Lo realizado en materia de obra pública es sólo un ejemplo. Durante 2020 se direccionó el gasto de capital a los fines de garantizar la infraestructura sanitaria para contener la emergencia. La ejecución de capital del sector salud pasó de representar un 0,5% de la inversión total en infraestructura en 2019 a un 5,1% del total en 2020. Se construyeron 12 hospitales modulares y se creó una Red de Emergencia Sanitaria con 120 obras que sumaron 2.032 camas al sistema público de salud para hacer frente al Covid-19. En 2021, por otro lado, el Presupuesto prevé un gasto de capital equivalente a un 2,2% del PBI, nivel que no se alcanzaba desde 2015.

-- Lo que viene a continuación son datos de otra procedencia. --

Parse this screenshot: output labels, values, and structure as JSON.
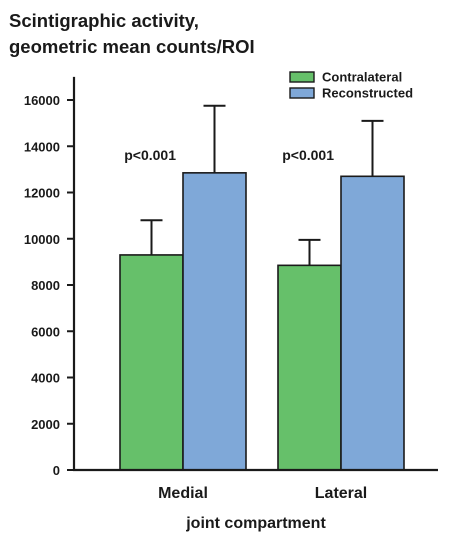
{
  "chart_data": {
    "type": "bar",
    "title_lines": [
      "Scintigraphic activity,",
      "geometric mean counts/ROI"
    ],
    "xlabel": "joint compartment",
    "ylabel": "",
    "categories": [
      "Medial",
      "Lateral"
    ],
    "series": [
      {
        "name": "Contralateral",
        "color": "#66c06a",
        "values": [
          9300,
          8850
        ],
        "error": [
          1500,
          1100
        ]
      },
      {
        "name": "Reconstructed",
        "color": "#7fa8d8",
        "values": [
          12850,
          12700
        ],
        "error": [
          2900,
          2400
        ]
      }
    ],
    "annotations": [
      "p<0.001",
      "p<0.001"
    ],
    "yticks": [
      0,
      2000,
      4000,
      6000,
      8000,
      10000,
      12000,
      14000,
      16000
    ],
    "ylim": [
      0,
      17000
    ],
    "grid": false,
    "legend_position": "top-right"
  }
}
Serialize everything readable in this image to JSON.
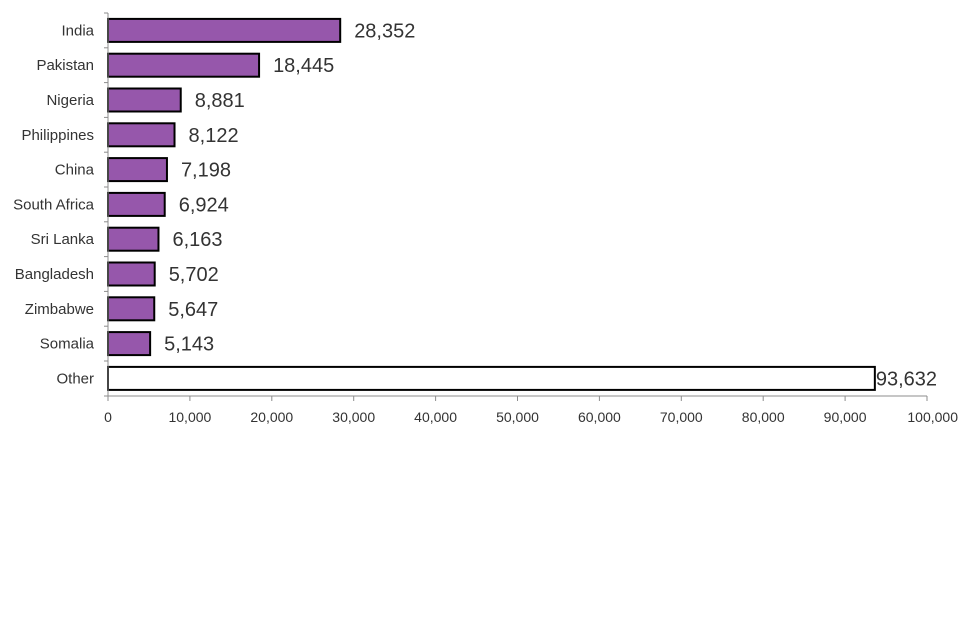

Además del beneficio directo a los sectores que involucran, estas medidas implican erogaciones del Estado Nacional que reactivan la economía y generan el círculo virtuoso de empleo y demanda agregada que necesita la Argentina para poder terminar de salir de los efectos que generó la pandemia. Como dijo Cristina Fernández esta semana: “Todos tenemos que saber que la vida que queremos, la de disfrutar con nuestro hijos, la de tener un trabajo con un salario que nos alcance” se logra —recalcó— “a partir de un modelo de desarrollo y de crecimiento productivo, de creer en el trabajo como principal ordenador y de saber también que nuestra economía necesita imperiosamente de la demanda agregada, del consumo para crecer”.

Estas políticas, que constituyen un verdadero “cebador” de la economía, requieren del apoyo político necesario y, en ese sentido, las próximas elecciones resultan clave. Permitirán lograr la sanción en el Congreso de nuevas iniciativas que profundicen el modelo.

Entre otras tantas medidas y acciones, se aprobaron leyes como las modificaciones en Ganancias para sociedades y personas físicas que beneficiaron a las empresas medianas y pequeñas y a gran parte de los trabajadores registrados. La fórmula de cálculo de la movilidad previsional para septiembre de este año arrojó un valor del 12,39%, superior a la inflación (11%) del periodo de abril a junio que se toma de referencia para el cálculo de los ingresos tributarios y de los salarios, que componen la fórmula: es decir, le está comenzando a ganar a la inflación. El Aporte Solidario y Extraordinario a las grandes fortunas ya se hizo realidad y se está aplicando en los destinos que prevé la Ley. Pero todavía falta y por ello es fundamental seguir en el mismo camino y tener apoyo parlamentario para aprobar leyes que beneficien a los que más lo necesitan.